The two companies started their partnership arrangement in 2006. They successfully identifyied gene-traits associated with wood quality improvements in pine trees. The research conducted at ArborGen discovered more than one hundred new genes for testing in Loblolly Pine.
The companies expect the partnership to focus on developing and applying the valuable traits of trees over the next three years. The most valuable traits they hope to determine are improved growth and superior wood quality, for applications that suit biomaterials and traditional commercial forestry.
President and CEO of ArborGen, Barbara Wells, Ph.D., noted that “Our ongoing partnership with Scion brings together two leaders in forestry biotechnology, creating exciting synergies for breakthrough discoveries and product development.”

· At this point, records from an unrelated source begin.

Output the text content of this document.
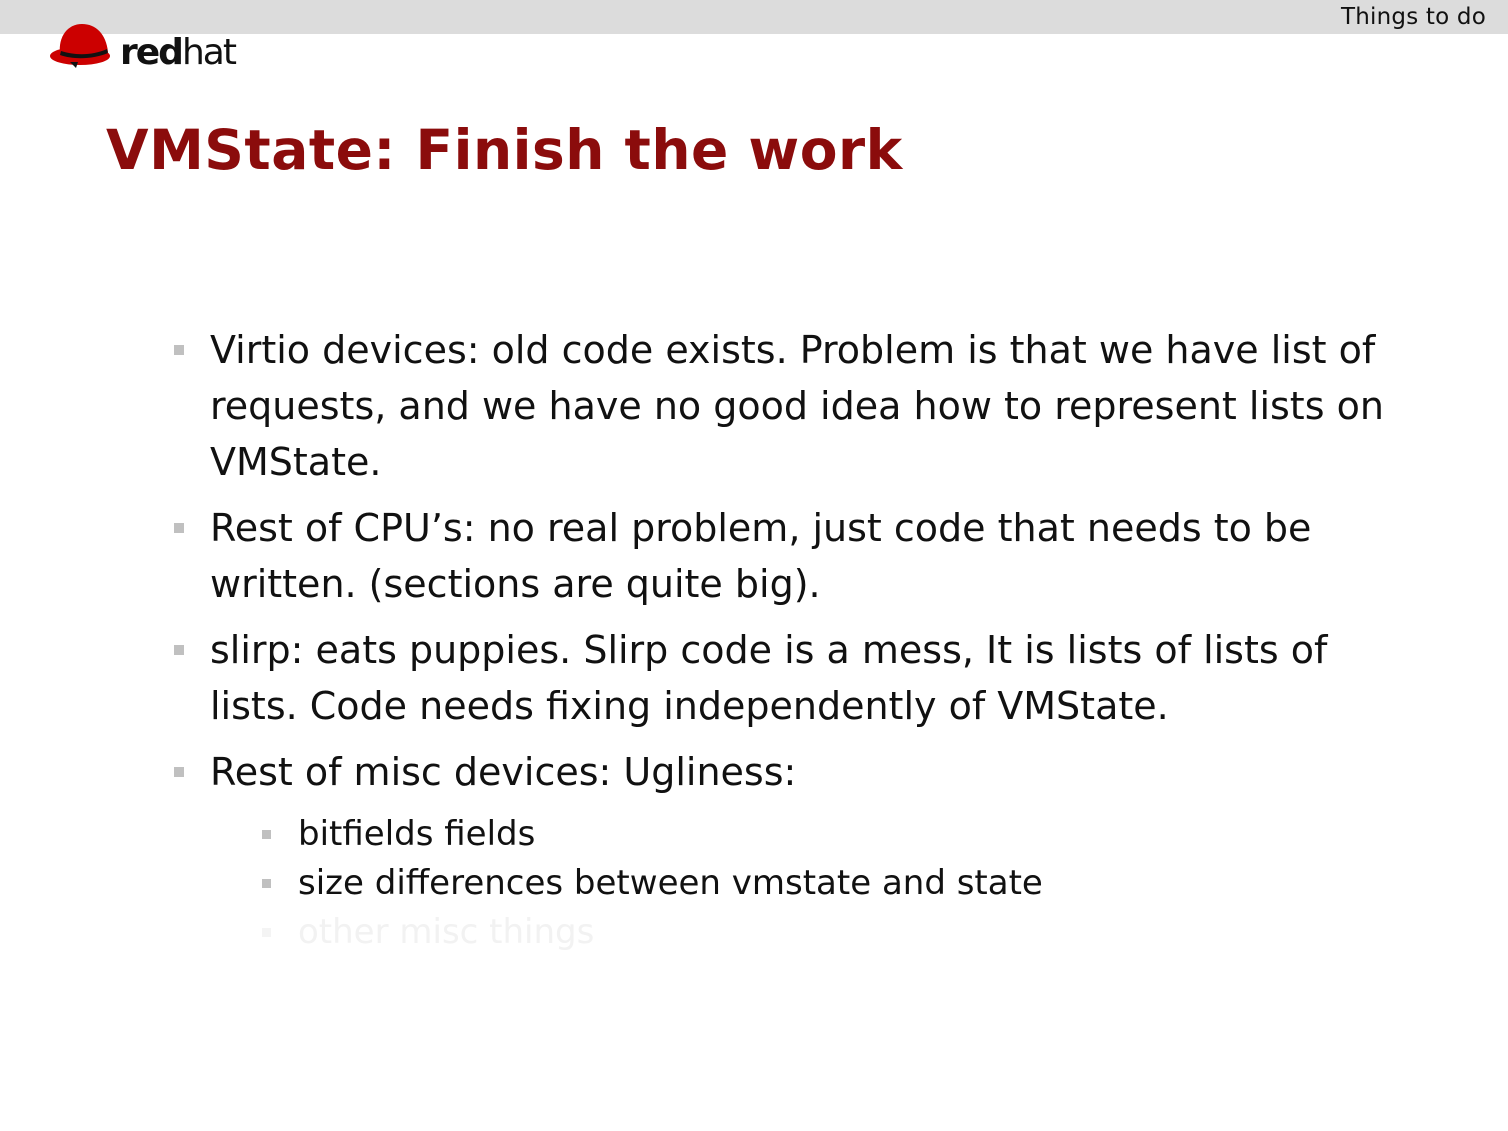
Things to do
redhat
VMState: Finish the work
Virtio devices: old code exists. Problem is that we have list of requests, and we have no good idea how to represent lists on VMState.
Rest of CPU’s: no real problem, just code that needs to be written. (sections are quite big).
slirp: eats puppies. Slirp code is a mess, It is lists of lists of lists. Code needs fixing independently of VMState.
Rest of misc devices: Ugliness:
bitfields fields
size differences between vmstate and state
other misc things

Scion’s CEO, Tom Richardson, Ph.D., looking to the future, said he expects major changes in plantation forests, as their work progresses. Richardson foresees not only traditional forest products, but also trees being grown for a wider range of purposes. The traditional forest products include bioenergy, manufacturing and other bio-based products.

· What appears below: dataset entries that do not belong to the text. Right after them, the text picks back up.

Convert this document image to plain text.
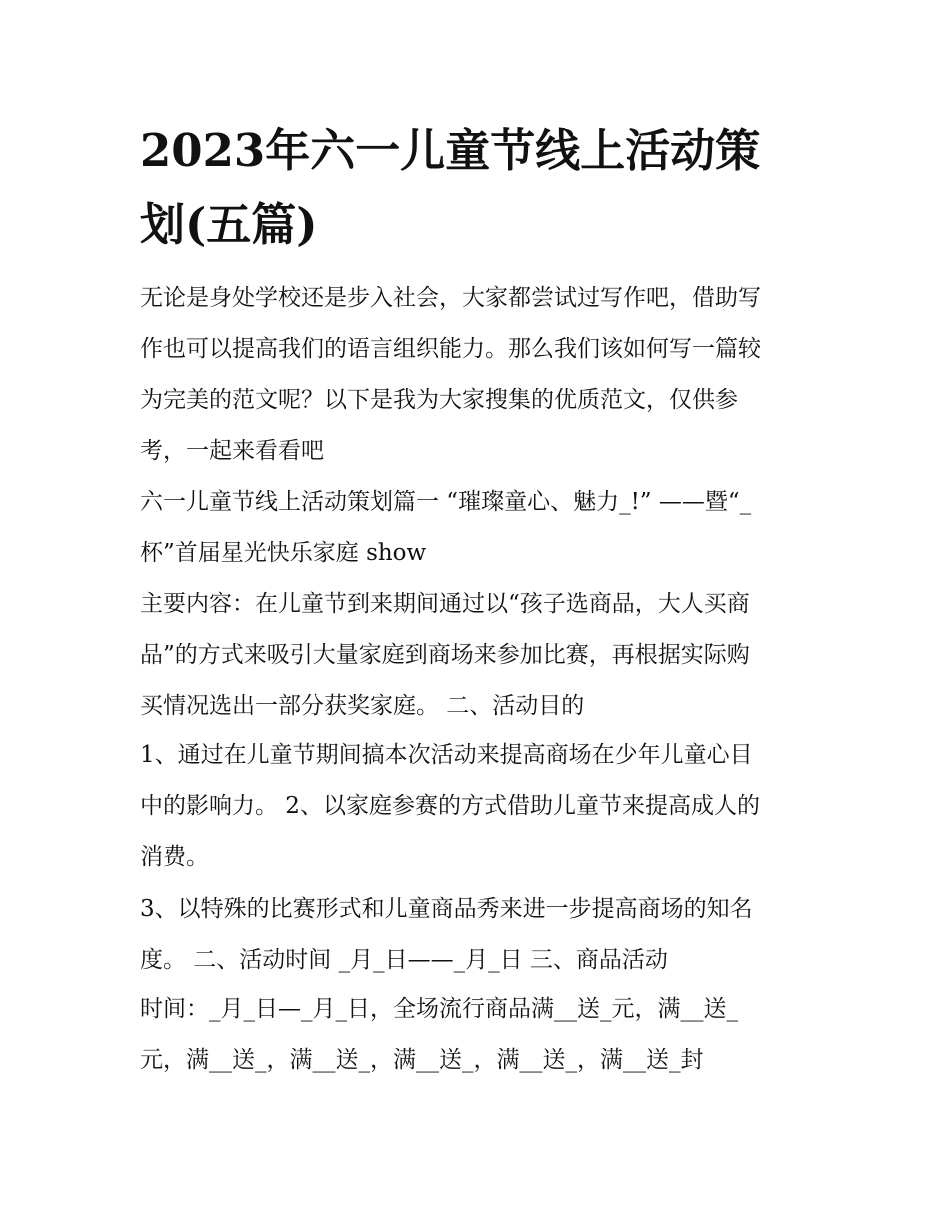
2023年六一儿童节线上活动策
划(五篇)
无论是身处学校还是步入社会，大家都尝试过写作吧，借助写
作也可以提高我们的语言组织能力。那么我们该如何写一篇较
为完美的范文呢？以下是我为大家搜集的优质范文，仅供参
考，一起来看看吧
六一儿童节线上活动策划篇一 “璀璨童心、魅力_!” ——暨“_
杯”首届星光快乐家庭 show
主要内容：在儿童节到来期间通过以“孩子选商品，大人买商
品”的方式来吸引大量家庭到商场来参加比赛，再根据实际购
买情况选出一部分获奖家庭。 二、活动目的
1、通过在儿童节期间搞本次活动来提高商场在少年儿童心目
中的影响力。 2、以家庭参赛的方式借助儿童节来提高成人的
消费。
3、以特殊的比赛形式和儿童商品秀来进一步提高商场的知名
度。 二、活动时间 _月_日——_月_日 三、商品活动
时间：_月_日—_月_日，全场流行商品满__送_元，满__送_
元，满__送_，满__送_，满__送_，满__送_，满__送_封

Already, the two companies have developed a pipeline of lead candidates and they expect the rate of new discoveries to accelerate. Speaking about the partnership with ArborGen, Richardson said it has, “already led to discoveries for enhancing growth and wood characteristics in trees. The groundwork done to date provides a solid foundation for this partnership to deliver value to forestry in the future.”
The collaboration between the two companies has significant potential for the future of forestry.
Elspeth MacRae, Ph.D., group manager of bioproduct development at Scion and Maud Hinchee, Ph.D., chief science officer at ArborGen said that even small incremental improvements in growth or wood density across the millions of trees planted annually in the United States and New Zealand will improve per acre productivity. These enhancements alone are expected to relieve pressure on native forests at the same time as satisfying the increasing demand for wood, fiber and energy.
ArborGen Australasia’s general manager, Greg Mann, said “ArborGen is dedicated to improving tree performance and the productivity of purpose grown trees for a growing global economy. From bioenergy to pulp and paper, packaging, and lumber, trees produce through this partnership will produce more of what we need far more efficiently than we can do currently.”
The major problems for forests include the never-ending increase in demand, plus issues that reduce supply, such as pollution, climate change, disease and insects. ArborGen said biotechnology has the potential to solve many of the problems facing forests around the world.